WHITE FIRE (WHITE FI-YAAA!) really has to be seen to believed. It wastes no time establishing itself as a jaw-dropper of the highest order less than five minutes in, with one of the most reckless and shockingly irresponsible stunts ever captured on film. During the prologue, we see Bo and Ingrid's parents murdered, and her father is hit with a flamethrower, which completely engulfs the unprotected stuntman in flames from head to toe--his hair briefly ablaze--as he does a stop, drop & roll to put out the fire. The sight of this is incredible enough to make even an '80s Indonesian action director have an anxiety attack, but what takes it to next level insanity is that it wasn't a stuntman--it was Pallardy himself, playing their father and doing the stunt on his own, making WHITE FIRE (WHITE FI-YAAA!) very likely the only film where a director lets himself be set on fire on camera to capture the perfect shot.

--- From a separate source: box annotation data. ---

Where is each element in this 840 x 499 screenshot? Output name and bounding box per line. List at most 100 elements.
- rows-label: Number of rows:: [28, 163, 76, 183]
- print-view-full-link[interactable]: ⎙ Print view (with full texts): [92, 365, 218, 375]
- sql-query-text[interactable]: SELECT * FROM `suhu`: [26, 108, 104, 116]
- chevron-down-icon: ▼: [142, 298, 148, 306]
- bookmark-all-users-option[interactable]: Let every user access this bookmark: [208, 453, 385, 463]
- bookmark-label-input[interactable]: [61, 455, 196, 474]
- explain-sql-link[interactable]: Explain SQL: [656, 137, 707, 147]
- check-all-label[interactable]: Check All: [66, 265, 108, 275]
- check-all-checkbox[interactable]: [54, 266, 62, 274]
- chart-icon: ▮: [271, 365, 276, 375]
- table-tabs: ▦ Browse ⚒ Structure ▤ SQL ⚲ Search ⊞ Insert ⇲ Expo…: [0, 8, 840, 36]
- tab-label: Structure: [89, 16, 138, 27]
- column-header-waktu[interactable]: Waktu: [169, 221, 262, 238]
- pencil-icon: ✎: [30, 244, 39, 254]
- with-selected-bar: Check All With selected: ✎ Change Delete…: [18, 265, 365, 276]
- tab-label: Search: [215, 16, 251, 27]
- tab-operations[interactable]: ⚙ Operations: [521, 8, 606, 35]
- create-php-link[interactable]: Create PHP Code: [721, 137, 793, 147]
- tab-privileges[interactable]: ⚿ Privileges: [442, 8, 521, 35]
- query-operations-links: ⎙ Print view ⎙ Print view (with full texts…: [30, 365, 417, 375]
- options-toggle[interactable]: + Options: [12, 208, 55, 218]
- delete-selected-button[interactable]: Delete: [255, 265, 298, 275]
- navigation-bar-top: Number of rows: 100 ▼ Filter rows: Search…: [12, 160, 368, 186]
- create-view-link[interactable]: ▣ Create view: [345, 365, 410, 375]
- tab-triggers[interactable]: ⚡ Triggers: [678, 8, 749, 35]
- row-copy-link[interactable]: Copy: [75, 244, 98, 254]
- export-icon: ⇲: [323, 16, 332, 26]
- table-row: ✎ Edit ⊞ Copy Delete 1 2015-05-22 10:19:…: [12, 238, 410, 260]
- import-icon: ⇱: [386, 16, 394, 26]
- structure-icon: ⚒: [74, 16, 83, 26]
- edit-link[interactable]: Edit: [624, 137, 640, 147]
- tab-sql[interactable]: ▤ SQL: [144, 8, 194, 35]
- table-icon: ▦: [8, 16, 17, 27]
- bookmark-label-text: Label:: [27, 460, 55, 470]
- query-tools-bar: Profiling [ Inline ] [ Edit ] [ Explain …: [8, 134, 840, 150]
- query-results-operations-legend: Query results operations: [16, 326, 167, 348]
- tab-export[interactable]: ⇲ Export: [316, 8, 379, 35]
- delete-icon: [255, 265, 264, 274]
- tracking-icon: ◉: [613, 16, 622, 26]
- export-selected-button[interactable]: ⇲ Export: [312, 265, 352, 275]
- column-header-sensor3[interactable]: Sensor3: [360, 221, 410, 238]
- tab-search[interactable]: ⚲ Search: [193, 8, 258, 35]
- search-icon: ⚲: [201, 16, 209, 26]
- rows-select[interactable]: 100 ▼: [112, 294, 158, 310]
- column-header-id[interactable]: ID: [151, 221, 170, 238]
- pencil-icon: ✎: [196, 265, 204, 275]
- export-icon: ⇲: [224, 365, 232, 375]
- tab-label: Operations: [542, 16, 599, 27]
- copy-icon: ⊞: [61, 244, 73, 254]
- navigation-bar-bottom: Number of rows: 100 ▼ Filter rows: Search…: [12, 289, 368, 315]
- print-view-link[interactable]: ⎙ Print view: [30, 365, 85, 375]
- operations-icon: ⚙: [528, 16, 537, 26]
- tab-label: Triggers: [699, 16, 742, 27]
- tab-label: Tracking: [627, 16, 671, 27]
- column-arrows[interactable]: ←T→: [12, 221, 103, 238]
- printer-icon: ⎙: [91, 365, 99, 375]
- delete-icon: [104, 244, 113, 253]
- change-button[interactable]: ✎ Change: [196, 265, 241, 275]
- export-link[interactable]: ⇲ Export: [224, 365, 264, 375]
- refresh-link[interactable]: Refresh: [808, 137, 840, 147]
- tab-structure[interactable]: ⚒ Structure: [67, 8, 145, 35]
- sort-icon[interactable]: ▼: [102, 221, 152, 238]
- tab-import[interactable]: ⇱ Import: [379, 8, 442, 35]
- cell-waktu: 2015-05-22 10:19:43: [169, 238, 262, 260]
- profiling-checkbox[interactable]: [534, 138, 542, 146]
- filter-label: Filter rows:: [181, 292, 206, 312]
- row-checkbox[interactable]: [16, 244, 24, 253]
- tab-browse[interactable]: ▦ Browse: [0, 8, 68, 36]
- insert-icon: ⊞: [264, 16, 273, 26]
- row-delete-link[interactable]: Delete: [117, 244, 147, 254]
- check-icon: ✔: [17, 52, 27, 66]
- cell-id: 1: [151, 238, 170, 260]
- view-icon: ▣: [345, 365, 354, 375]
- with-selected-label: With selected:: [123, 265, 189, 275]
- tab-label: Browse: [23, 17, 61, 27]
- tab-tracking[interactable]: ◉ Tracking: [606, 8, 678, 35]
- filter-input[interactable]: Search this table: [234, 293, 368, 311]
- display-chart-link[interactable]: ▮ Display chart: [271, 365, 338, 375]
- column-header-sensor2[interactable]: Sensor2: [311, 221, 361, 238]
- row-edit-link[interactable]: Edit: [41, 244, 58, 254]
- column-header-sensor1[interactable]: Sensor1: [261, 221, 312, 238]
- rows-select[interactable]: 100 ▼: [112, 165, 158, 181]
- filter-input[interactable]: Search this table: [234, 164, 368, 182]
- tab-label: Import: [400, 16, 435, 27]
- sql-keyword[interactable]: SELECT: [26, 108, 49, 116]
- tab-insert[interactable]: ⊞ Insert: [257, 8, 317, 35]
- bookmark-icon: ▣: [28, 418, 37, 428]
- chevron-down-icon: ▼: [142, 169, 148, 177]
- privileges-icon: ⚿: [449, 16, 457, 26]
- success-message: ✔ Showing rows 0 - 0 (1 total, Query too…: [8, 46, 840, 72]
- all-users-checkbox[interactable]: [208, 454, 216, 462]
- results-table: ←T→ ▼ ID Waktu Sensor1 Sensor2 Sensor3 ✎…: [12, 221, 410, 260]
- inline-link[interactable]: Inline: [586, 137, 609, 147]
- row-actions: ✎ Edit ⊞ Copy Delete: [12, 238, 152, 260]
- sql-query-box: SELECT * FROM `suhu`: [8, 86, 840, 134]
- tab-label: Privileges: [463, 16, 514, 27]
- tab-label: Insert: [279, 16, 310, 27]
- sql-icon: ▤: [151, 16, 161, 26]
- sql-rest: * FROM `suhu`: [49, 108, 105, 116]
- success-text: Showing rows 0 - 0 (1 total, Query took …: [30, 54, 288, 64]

The behind-the-scenes personnel involved is just as bugfuck insane. In addition to Pallardy venturing outside his erotica comfort zone (except for the whole sister-screwing subplot), WHITE FIRE (WHITE FI-YAAA!) had a weird combination of financial backing from some unexpected places. A Turkish-British-French co-production, it was executive produced by Sedat Akdemir and Ugor Terzioglu, the Turkish team who briefly dabbled in the Italian exploitation industry with a pair of Antonio Margheriti projects (1983's YOR: THE HUNTER FROM THE FUTURE and 1984's THE ARK OF THE SUN GOD). Also involved were John L. Coletta and Alan G. Rainer, who had ties to Deep Purple's inner circle when they produced 1977's THE BUTTERFLY BALL, a concert film of Purple bassist Roger Glover's 1974 rock opera The Grasshopper's Feast and the Butterfly Ball. Furthering that association was WHITE FIRE (WHITE FI-YAAA!)'s soundtrack being overseen by legendary Deep Purple keyboardist Jon Lord, who composed the score and produced the songs by Limelight (in addition to the "White Fire" (White Fi-yaaa!) title track, there's the love ballad "One Day at a Time," the unintended anthem for incestuous siblings everywhere). To no one's surprise, WHITE FIRE (WHITE FI-YAAA!) skipped US theaters, getting a straight-to-video release courtesy of Trans-World Entertainment in 1985, its artwork and tag line ("EXTERMINATION is the reward for the world's richest prize") making an unmistakable reference to Ginty's EXTERMINATOR fame, though the jury's still out on whether his character's idea of the world's richest prize is White Fire (White Fi-yaaa!) or finally finding a way to bone his sister without everyone thinking he's a creep.